It was during my high school and college years that my cultural sensitivities (or lack thereof) were influenced by a television show called Mystery Science Theater 3000 (MST3K). When I heard that cast member/writer Kevin Murphy (Tom Servo, et al) is a fan of author Kurt Vonnegut, I decided to dig deeper. I borrowed a copy of Slaughterhouse Five from the University library and read it cover-to-cover in a couple of days. Who knows what important lesson I missed while skipping another session of Introduction to Computers, undergraduate course catalog #CPS150, but whatever it was, I’m sure it wasn’t as beautiful as the bombs of Dresden reassembling and going back into the planes. If that last sentence doesn’t make sense, well… so it goes.
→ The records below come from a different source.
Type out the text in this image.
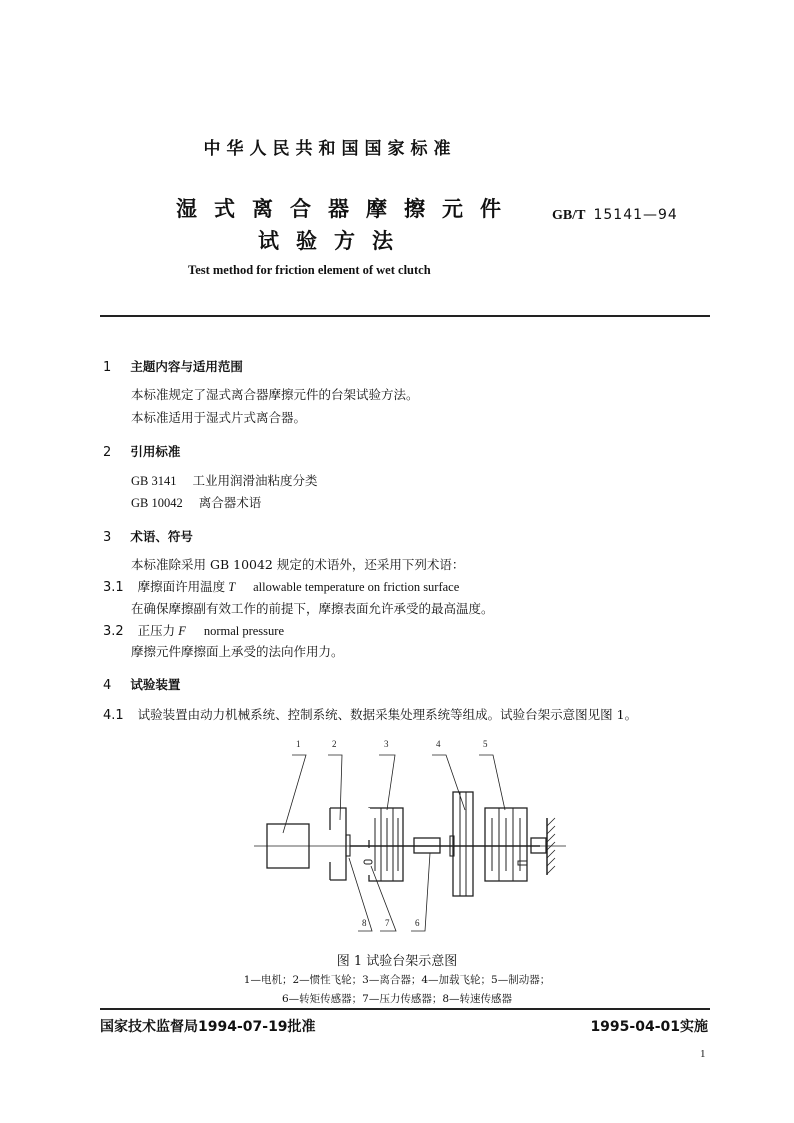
中华人民共和国国家标准
湿式离合器摩擦元件
试验方法
GB/T 15141—94
Test method for friction element of wet clutch
1 主题内容与适用范围
本标准规定了湿式离合器摩擦元件的台架试验方法。
本标准适用于湿式片式离合器。
2 引用标准
GB 3141 工业用润滑油粘度分类
GB 10042 离合器术语
3 术语、符号
本标准除采用 GB 10042 规定的术语外，还采用下列术语：
3.1 摩擦面许用温度 T allowable temperature on friction surface
在确保摩擦副有效工作的前提下，摩擦表面允许承受的最高温度。
3.2 正压力 F normal pressure
摩擦元件摩擦面上承受的法向作用力。
4 试验装置
4.1 试验装置由动力机械系统、控制系统、数据采集处理系统等组成。试验台架示意图见图 1。
1	2	3	4	5
6
7
8
图 1 试验台架示意图
1—电机；2—惯性飞轮；3—离合器；4—加载飞轮；5—制动器；
6—转矩传感器；7—压力传感器；8—转速传感器
国家技术监督局1994-07-19批准	1995-04-01实施
1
I still read Vonnegut from time to time. Last night I came across a section from his book Timequake that still rattles in my brain this morning. I would’ve taken the time to type it out, but someone on the google already did that. So it goes:
My uncle Alex Vonnegut, a Harvard-educated life insurance salesman who lived at 5033 North Pennsylvania Street, taught me something very important.
He said that when things were really going well we should be sure to NOTICE it. He was talking about simple occasions, not great victories: maybe drinking lemonade on a hot afternoon in the shade, or smelling the aroma of a nearby bakery; or fishing, and not caring if we catch anything or not, or hearing somebody all alone playing a piano really well in the house next door.
Uncle Alex urged me to say this out loud during such epiphanies: “If this isn’t nice, what is?”
This caught my attention because, as Vonnegut points out elsewhere, we human beings tend to notice when we’re unhappy but rarely notice when we’re happy. True? I think so. True of me, for certain. Every person longs for happiness.
Religions of the world offer different solutions to happiness. Buddha would suggest that the secret is to totally eliminate desire. Judaism acknowledges that we’re going to suffer (and that’s about it). Hinduism teaches that you can have anything you want, as long as you want the right stuff and/or can wait for the right life. Interestingly, just about every religious construct acknowledges the same issue Vonnegut points out: we are very aware that something’s not right and that things could be much, much better.
Christianity offers the gospel – a word that means good news. This good news is relevant because we’re especially aware of the bad news. This good news is realistic because it acknowledges that something isn’t right. This good news is effective because it kills the problem at the root. This good news is eternal because our desire doesn’t go away but is satisfied by our Maker.
Jesus Christ relates to us in a way that no other religion has to offer. God becomes one of us and endures our world (our unhappiness) for a lifetime. Granted, Jesus only made it to 33 years old, but that was much older 2,000 years ago than it is now. He didn’t die of old age, though. After experiencing firsthand the sorrows and joys of humanity, He was killed… by the very people He came to save.
Something happens when we interact with someone who has suffered like us, and Jesus certainly has. We feel a connection that runs deeper than a friendly hello. A soul-to-soul connection, which we often shy away from because we don’t want to be really known like that because it’s a little embarrassing — if not outright shameful. Jesus looks at us, knows us, understands us, and loves us (anyway). How does He demonstrate this love? While we were still sinners, Christ died for us. Very rarely will someone die for a person, especially a bad person. Jesus died for the worst people, including me. Follow Him and you’ll be rescued, too. This is good news.
The rescue begins now. Jesus taught people looking for happiness to find it by seeking the Father. In so doing, we expand the Kingdom of God and not our kingdom. We look for provision from His hand. We find forgiveness through Christ. We seek shelter from the evil at work in us and around us. This is the essence of the Lord’s Prayer (Matthew 6:9-13).
I think God created us to be happy. Deeper still, God created us to be joyful. Deeper yet, God created us to have every need met in Him. Sin breaks that connection and must be repaired. That’s what the cross of Christ does, and that’s where we find forgiveness and connection.
A life change like that should affect our perspective on everything, yes? That’s where Uncle Alex reminds us of the spiritual practice of finding God at work around us. I don’t think he meant it that way, but that’s how I see it this morning. In light of another day provided by the Father, citizenship in the Kingdom through Christ, every provision met, and protection from evil, it seems fitting to say If this isn’t nice, what is?